Die Wende hat Joachim Streich glatt verpennt. Als die Mauer 1989 fiel, hospitierte der Rekordtorschütze der DDR bei Huub Stevens in Eindhoven. "Auf dem Hotel hatte ich keinen Fernseher, und die Bilder der jubelnden Menschen an der Mauer sah ich erst am nächsten Morgen", sagte er einmal. Dem damals jungen Trainer kam das gerade recht. "55 Tore, 102 Spiele. Das ist das Gute an der Wende: Meine Rekorde können nicht mehr eingestellt werden", sagte Streich über seine ewigen DDR-Bestmarken lachend.
Heute wird der "Gerd Müller des Ostens" 70 Jahre alt, in Corona-Zeiten dürfte es ein besonderer Geburtstag werden. Die ganz große Sause fällt natürlich aus. War er zu seinem Sechzigsten vor zehn Jahren noch mit seiner Frau Marita verreist, zwingt die Pandemie den früheren Weltklasse-Stürmer zur beschaulichen Party im kleinstmöglichen Kreis.
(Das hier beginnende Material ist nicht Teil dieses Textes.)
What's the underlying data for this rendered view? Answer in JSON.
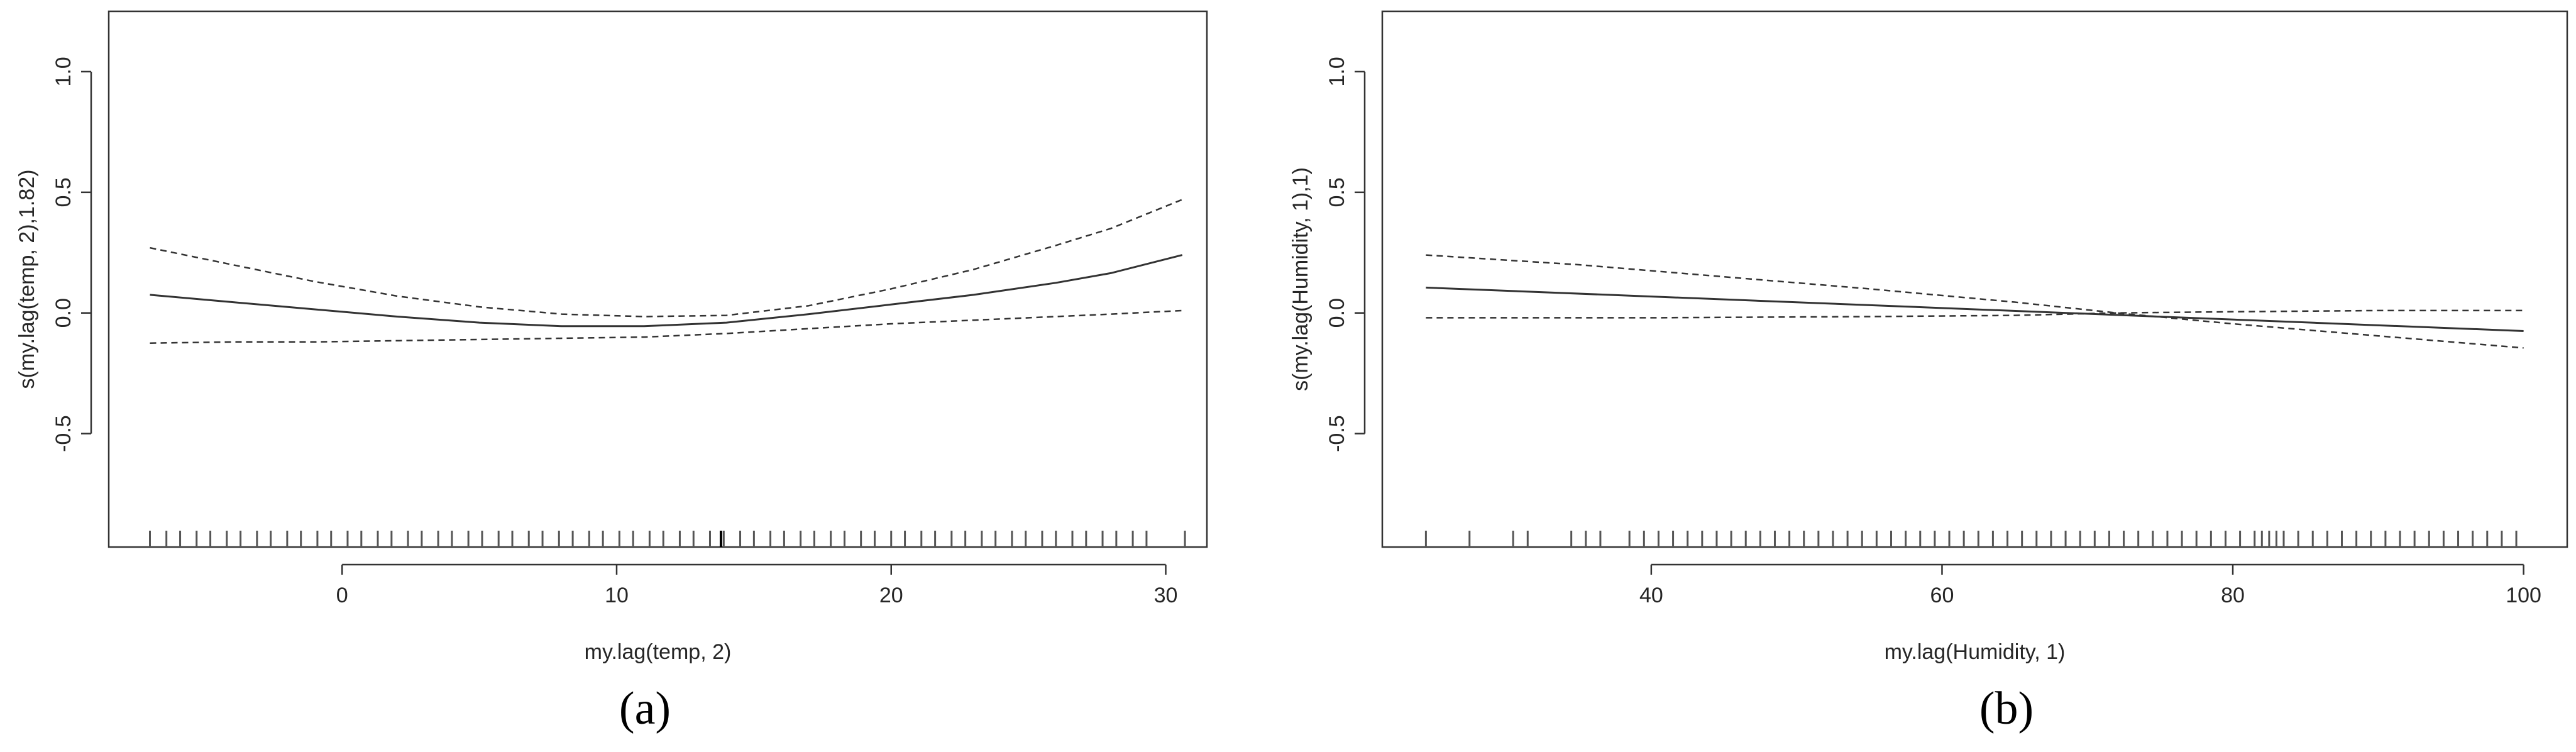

Es ist aber auch die perfekte Gelegenheit, ganz in Ruhe auf eine beeindruckende Karriere zurückzublicken.
Streich fliegt oft etwas unter dem Radar, wenn es um die besten Fußballer der deutschen Geschichte geht. Dabei schossen nur Miroslav Klose und eben Gerd Müller mehr Tore für eine deutsche Mannschaft. "Gerd habe ich immer sehr bewundert", sagte Streich dem Magazin "11 Freunde": "Seine Tore, seinen Willen - er war unglaublich. Ich bin aber sehr zufrieden mit meiner Karriere. Trotzdem: In der Bundesliga hätte ich gerne mal gespielt."
"Es war wie ein Faustschlag ins Gesicht"
Dafür kam sein Karriereende als Aktiver 1985 zu früh, seinem fußballerischem Erbe schadete das aber keinesfalls. 141 Spiele und 58 Tore für Hansa Rostock, 273 Einsätze und 171 Treffer für den 1. FC Magdeburg. Es sind Rekorde für die Ewigkeit. "Ich war ein Junge von der Küste und Hansa mein großer Traum", sagte Streich dem SID: "Als ich es im Jahr 1969 endlich zu den Männern geschafft hatte, war ich glücklich. Ich dachte nie, dass ich noch mehr Erfolge feiern werde." Er sollte in der DDR-Oberliga viermal die Torjäger-Kanone holen, dreimal Pokalsieger und zweimal Fußballer des Jahres werden. Dazu kam Bronze bei Olympia 1972.
Der bekannteste Fußballer der DDR bleibt aber wohl Jürgen Sparwasser - wegen seines 1:0-Siegtores gegen die BRD bei der WM 1974. Streich stand selbstverständlich auch im Kader, startete aber schlecht ins Turnier, weshalb er gegen den Klassenfeind draußen saß. "Ich neide Jürgen das Tor nicht, er ist ein guter Freund, wir waren sogar Bungalownachbarn in Gommern", so Streich: "Allerdings hat dieses Tor nicht nur Gutes: Jürgen wird oft darauf reduziert."
Nach dem Karriereende versuchte sich Streich als Coach. Unmittelbar nachdem er vom aktiven Fußball zurückgetreten war, ließ er sich breitschlagen, den 1. FC Magdeburg zu übernehmen. Streich zierte sich erst, am Ende sprach Generalsekretär Karl Zimmermann vom Deutschen Fußball-Verband (DFV) ein Machtwort. "Es war wie ein Faustschlag ins Gesicht", erinnerte sich Streich. Später betreute er noch Eintracht Braunschweig kehrte kurz nach Magdeburg zurück und rettete den FSV Zwickau 1997 vor dem Zweitliga-Abstieg. Seine größten Momente erlebte er aber als Spieler.